This paper addresses the challenging joint localization problem in wireless sensor networks where cooperative and non-cooperative localization coexist, sensor positions are unknown, and targets are communication-inactive. To tackle this nonconvex problem, we propose a structurally decoupled joint optimization model, introducing auxiliary variables to separate coupled decision variables. We design a distributed scaled proximal alternating direction method of multipliers (SP-ADMM-JCNL), the first algorithm for this setting to provide theoretical guarantees of global convergence to KKT points—and hence to critical points of the original problem—with an $O(1/T)$ convergence rate. The algorithm supports parallel computation and fully distributed implementation. Extensive experiments on synthetic and benchmark datasets demonstrate that our method significantly improves localization accuracy and robustness, enabling real-time collaborative sensing in large-scale networks.

Cooperative and non-cooperative localization frequently arise together in wireless sensor networks, particularly when sensor positions are uncertain and targets are unable to communicate with the network. While joint processing can eliminate the delay in target estimation found in sequential approaches, it introduces complex variable coupling, posing challenges in both modeling and optimization. This paper presents a joint modeling approach that formulates cooperative and non-cooperative localization as a single optimization problem. To address the resulting coupling, we introduce auxiliary variables that enable structural decoupling and distributed computation. Building on this formulation, we develop the Scaled Proximal Alternating Direction Method of Multipliers for Joint Cooperative and Non-Cooperative Localization (SP-ADMM-JCNL).

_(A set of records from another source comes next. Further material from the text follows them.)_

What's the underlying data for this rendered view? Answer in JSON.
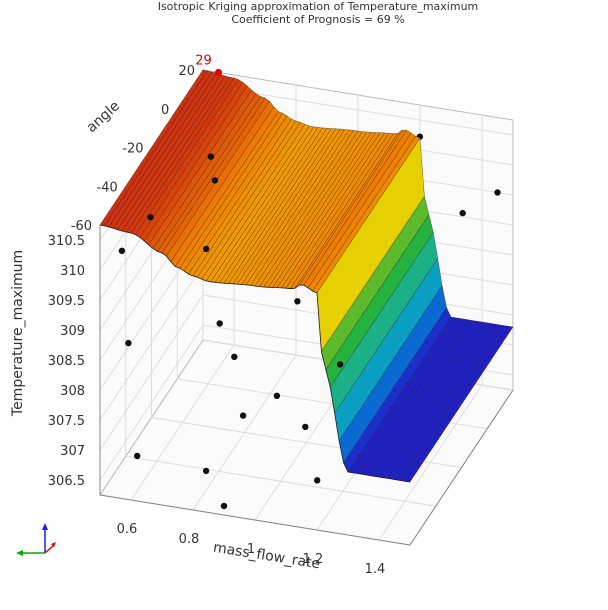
{
  "chart_data": {
    "type": "surface3d",
    "title": "Isotropic Kriging approximation of Temperature_maximum",
    "subtitle": "Coefficient of Prognosis = 69 %",
    "xlabel": "mass_flow_rate",
    "ylabel": "angle",
    "zlabel": "Temperature_maximum",
    "x_ticks": [
      "1.4",
      "1.2",
      "1",
      "0.8",
      "0.6"
    ],
    "y_ticks": [
      "20",
      "0",
      "-20",
      "-40",
      "-60"
    ],
    "z_ticks": [
      "310.5",
      "310",
      "309.5",
      "309",
      "308.5",
      "308",
      "307.5",
      "307",
      "306.5"
    ],
    "xlim": [
      0.5,
      1.5
    ],
    "ylim": [
      -60,
      20
    ],
    "zlim": [
      306.25,
      310.75
    ],
    "grid": true,
    "surface": {
      "x": [
        1.5,
        1.4,
        1.3,
        1.22,
        1.2,
        1.15,
        1.12,
        1.0,
        0.85,
        0.8,
        0.75,
        0.7,
        0.6,
        0.5
      ],
      "z": [
        307.3,
        307.3,
        307.3,
        309.0,
        310.2,
        310.3,
        310.2,
        310.15,
        310.1,
        310.15,
        310.25,
        310.45,
        310.7,
        310.75
      ],
      "colorscale": [
        "#2020c8",
        "#0090d8",
        "#18b0a8",
        "#20b040",
        "#80c020",
        "#f0d000",
        "#f08000",
        "#d03010"
      ]
    },
    "points": [
      {
        "x": 1.45,
        "y": 20,
        "z": 309.5
      },
      {
        "x": 1.4,
        "y": 5,
        "z": 309.6
      },
      {
        "x": 1.22,
        "y": 15,
        "z": 310.4
      },
      {
        "x": 1.3,
        "y": -10,
        "z": 310.6
      },
      {
        "x": 1.02,
        "y": -5,
        "z": 310.2
      },
      {
        "x": 1.0,
        "y": -30,
        "z": 310.3
      },
      {
        "x": 0.95,
        "y": 0,
        "z": 310.6
      },
      {
        "x": 0.9,
        "y": -20,
        "z": 310.5
      },
      {
        "x": 0.88,
        "y": -35,
        "z": 310.2
      },
      {
        "x": 0.85,
        "y": 10,
        "z": 310.4
      },
      {
        "x": 0.8,
        "y": -5,
        "z": 310.3
      },
      {
        "x": 0.78,
        "y": -45,
        "z": 310.1
      },
      {
        "x": 0.72,
        "y": 5,
        "z": 310.6
      },
      {
        "x": 0.7,
        "y": -25,
        "z": 310.5
      },
      {
        "x": 0.65,
        "y": -10,
        "z": 310.4
      },
      {
        "x": 0.6,
        "y": 15,
        "z": 310.7
      },
      {
        "x": 0.58,
        "y": -40,
        "z": 310.3
      },
      {
        "x": 0.55,
        "y": -55,
        "z": 310.2
      },
      {
        "x": 0.58,
        "y": 10,
        "z": 309.3
      },
      {
        "x": 0.55,
        "y": -50,
        "z": 308.5
      },
      {
        "x": 0.62,
        "y": -60,
        "z": 307.0
      },
      {
        "x": 1.35,
        "y": -55,
        "z": 308.0
      },
      {
        "x": 1.3,
        "y": -50,
        "z": 307.9
      },
      {
        "x": 1.45,
        "y": -45,
        "z": 308.3
      },
      {
        "x": 1.25,
        "y": -25,
        "z": 308.9
      },
      {
        "x": 1.15,
        "y": -30,
        "z": 308.0
      },
      {
        "x": 1.05,
        "y": -55,
        "z": 308.2
      },
      {
        "x": 0.95,
        "y": -15,
        "z": 308.4
      },
      {
        "x": 0.85,
        "y": -40,
        "z": 308.2
      },
      {
        "x": 0.72,
        "y": -20,
        "z": 308.0
      },
      {
        "x": 1.18,
        "y": -55,
        "z": 306.9
      },
      {
        "x": 1.1,
        "y": -45,
        "z": 307.4
      },
      {
        "x": 0.92,
        "y": -50,
        "z": 307.6
      },
      {
        "x": 0.78,
        "y": -45,
        "z": 306.4
      },
      {
        "x": 0.9,
        "y": -60,
        "z": 306.4
      }
    ],
    "highlight": {
      "label": "29",
      "x": 0.55,
      "y": 20,
      "z": 310.75,
      "color": "#e00000"
    }
  }
}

Leveraging the problem's structured design, we provide theoretical guarantees that the algorithm generates a sequence converging globally to the Karush-Kuhn-Tucker (KKT) point of the reformulated problem and further to a critical point of the original non-convex objective function, with a sublinear rate of O(1/T). Experiments on both synthetic and benchmark datasets demonstrate that SP-ADMM-JCNL achieves accurate and reliable localization performance.